A Two-stage Model for Optimizing Intercity Multimodal Timetables and Passenger Flow Assignment under Multiple Uncertainty within Urban Agglomerations

In order to maximize passenger travel satisfaction, this paper proposes a two-stage model for intercity multimodal timetable coordination optimization under uncertainty. At the first stage, a robust spatio-temporal graph is built to allocate intermodal passenger flows in order to determine passengers' route selection results to minimize the total travel cost. At the same time, explicit capacity constraints and transfer behaviors are considered in order to be more realistic. In addition, passengers can take multiple transportation modes (High-speed Rail, Ordinary Rail, Motor Car and Coach) in a single trip. Then, the results of the first stage are substituted into the second stage of the interval multi-objective timetable optimization model to obtain departure times and parking patterns based on uncertain parking and travel times. It is able to achieve the maximum reduction of passenger travelling time and waiting time within the minimum timetable adjustment, which further improve the integration level of transportation services.
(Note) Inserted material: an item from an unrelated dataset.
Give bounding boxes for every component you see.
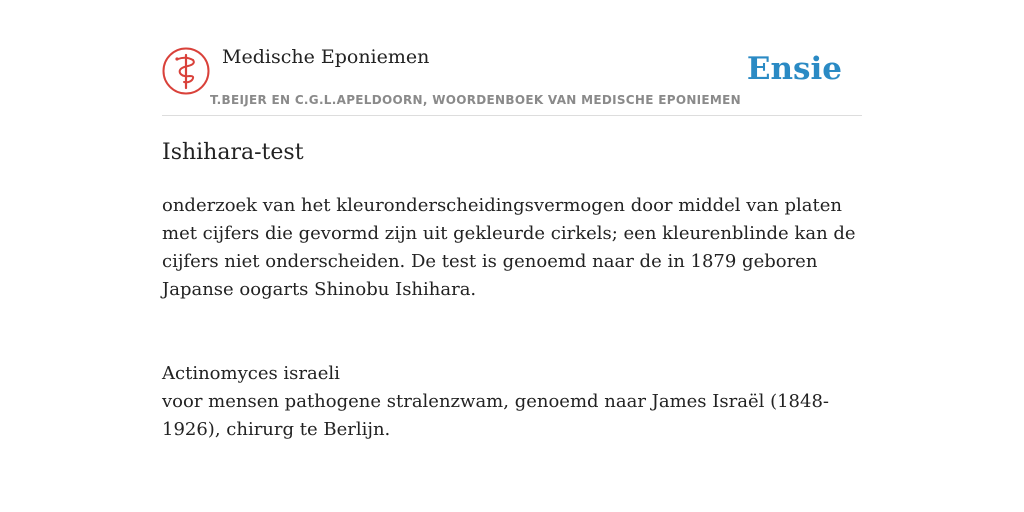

To ensure the diversity and convergence of model solving on the basis of retaining uncertain information, we propose an integrated algorithm PSO-IMOEA-MC involving Particle Swarm Optimization algorithm (PSO) and Interval Many-objective Evolutionary Algorithm combined with Monte Carlo (IMOEA-MC). Finally, the effectiveness of the proposed two-stage model and algorithm is verified by taking the intercity networks of Beijing-Zhangjiakou, Chengdu-Chongqing, and Guangzhou-Qingyuan city clusters as examples. The results demonstrate the performance of the method in finding high-level solutions that retain more uncertainty.